Designing artificial fluorescent proteins and biosensors by genetically encoding molecular rotor-based amino acids

Fluorescent proteins are indispensable tools in biological and medical research. The fluorophores are typically encoded by the primary amino acid sequence, from which a fluorescent molecular rotor structure forms upon protein folding. Here, inspired by the fluorogenic property exhibited by native fluorophores, we designed a collection of fluorogenic non-canonical amino acids that feature this molecular rotor structure—termed fluorescent molecular rotor amino acids (FMR-AAs)—akin to native fluorescent protein fluorophores. By incorporating FMR-AAs into target proteins through an expanded genetic code, we use them as encoded fluorophore analogues within a confined protein microenvironment, thus readily transforming diverse non-fluorescent proteins into artificial fluorescent proteins.
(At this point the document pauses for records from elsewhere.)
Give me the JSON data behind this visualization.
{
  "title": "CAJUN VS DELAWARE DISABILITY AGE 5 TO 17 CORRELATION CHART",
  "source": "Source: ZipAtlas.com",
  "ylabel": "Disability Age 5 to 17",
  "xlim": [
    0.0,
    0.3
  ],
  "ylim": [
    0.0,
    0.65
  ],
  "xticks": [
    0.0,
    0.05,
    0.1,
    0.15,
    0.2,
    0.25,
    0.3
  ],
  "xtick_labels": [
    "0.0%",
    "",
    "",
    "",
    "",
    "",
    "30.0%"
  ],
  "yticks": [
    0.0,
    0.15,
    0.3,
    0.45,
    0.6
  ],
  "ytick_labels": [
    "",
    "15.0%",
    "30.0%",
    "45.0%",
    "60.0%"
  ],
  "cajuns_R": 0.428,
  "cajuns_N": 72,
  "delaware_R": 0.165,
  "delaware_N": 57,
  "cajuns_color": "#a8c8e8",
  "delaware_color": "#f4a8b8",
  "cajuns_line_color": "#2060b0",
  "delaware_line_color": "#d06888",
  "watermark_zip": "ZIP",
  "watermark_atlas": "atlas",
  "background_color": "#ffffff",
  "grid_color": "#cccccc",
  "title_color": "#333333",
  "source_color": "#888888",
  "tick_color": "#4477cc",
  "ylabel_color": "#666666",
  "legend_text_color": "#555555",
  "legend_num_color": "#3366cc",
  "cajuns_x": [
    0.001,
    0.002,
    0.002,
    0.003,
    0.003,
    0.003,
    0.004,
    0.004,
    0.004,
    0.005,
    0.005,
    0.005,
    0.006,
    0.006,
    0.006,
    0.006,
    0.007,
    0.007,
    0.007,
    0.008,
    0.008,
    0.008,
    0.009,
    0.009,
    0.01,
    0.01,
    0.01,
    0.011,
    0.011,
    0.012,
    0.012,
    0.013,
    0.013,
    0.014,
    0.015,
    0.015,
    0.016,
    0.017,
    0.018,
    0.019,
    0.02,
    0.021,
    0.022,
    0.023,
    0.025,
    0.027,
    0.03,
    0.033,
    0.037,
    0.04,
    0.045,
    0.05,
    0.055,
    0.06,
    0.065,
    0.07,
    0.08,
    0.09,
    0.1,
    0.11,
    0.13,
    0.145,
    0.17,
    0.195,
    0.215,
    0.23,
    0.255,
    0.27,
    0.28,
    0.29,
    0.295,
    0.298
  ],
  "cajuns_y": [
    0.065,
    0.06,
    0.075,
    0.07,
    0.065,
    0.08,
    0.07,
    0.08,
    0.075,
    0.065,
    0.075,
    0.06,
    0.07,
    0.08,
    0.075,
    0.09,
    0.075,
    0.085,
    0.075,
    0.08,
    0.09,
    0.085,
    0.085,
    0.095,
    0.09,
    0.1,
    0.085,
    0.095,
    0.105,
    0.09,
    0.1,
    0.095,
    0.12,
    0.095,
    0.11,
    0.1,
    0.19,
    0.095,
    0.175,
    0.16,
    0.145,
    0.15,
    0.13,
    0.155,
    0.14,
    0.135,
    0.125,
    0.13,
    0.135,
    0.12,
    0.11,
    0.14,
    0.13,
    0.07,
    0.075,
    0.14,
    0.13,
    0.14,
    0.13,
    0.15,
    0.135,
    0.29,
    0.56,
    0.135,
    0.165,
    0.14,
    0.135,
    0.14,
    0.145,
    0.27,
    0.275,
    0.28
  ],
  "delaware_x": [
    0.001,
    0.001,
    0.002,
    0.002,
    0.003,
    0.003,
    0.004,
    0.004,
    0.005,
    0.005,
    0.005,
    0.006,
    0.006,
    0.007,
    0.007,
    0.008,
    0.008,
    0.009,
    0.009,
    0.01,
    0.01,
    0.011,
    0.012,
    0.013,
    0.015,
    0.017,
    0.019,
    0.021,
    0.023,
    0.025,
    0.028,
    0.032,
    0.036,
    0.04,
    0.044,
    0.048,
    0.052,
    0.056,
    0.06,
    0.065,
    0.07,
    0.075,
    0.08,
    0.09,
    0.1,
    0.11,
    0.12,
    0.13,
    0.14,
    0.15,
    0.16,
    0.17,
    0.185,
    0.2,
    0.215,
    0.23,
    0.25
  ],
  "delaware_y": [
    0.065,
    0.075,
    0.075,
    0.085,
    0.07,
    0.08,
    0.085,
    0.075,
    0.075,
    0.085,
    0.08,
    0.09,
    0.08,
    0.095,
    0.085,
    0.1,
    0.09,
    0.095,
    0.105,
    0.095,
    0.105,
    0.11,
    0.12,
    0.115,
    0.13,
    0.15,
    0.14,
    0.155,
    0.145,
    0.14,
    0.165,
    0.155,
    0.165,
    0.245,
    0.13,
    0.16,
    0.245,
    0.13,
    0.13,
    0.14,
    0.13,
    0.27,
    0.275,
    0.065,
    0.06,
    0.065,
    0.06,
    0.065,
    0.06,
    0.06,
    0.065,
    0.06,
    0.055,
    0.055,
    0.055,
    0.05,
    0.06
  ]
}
We also use FMR-AAs in selected proteins as sensitive fluorescent probes for monitoring protein–protein interactions and detecting protein conformational changes in vitro and in living cells. This approach enables the generation of artificial fluorescent proteins and the development of biosensors from potentially any protein of interest with minor modifications. The toolbox of artificial fluorescent proteins can be expanded by engineering mimics of the molecular rotor-based fluorophore found in the green fluorescent protein (GFP) into diverse protein scaffolds. Now, by genetically encoding mimics of the GFP fluorophore, any protein of interest can be modified to fluoresce either under select circumstances or always (when folded).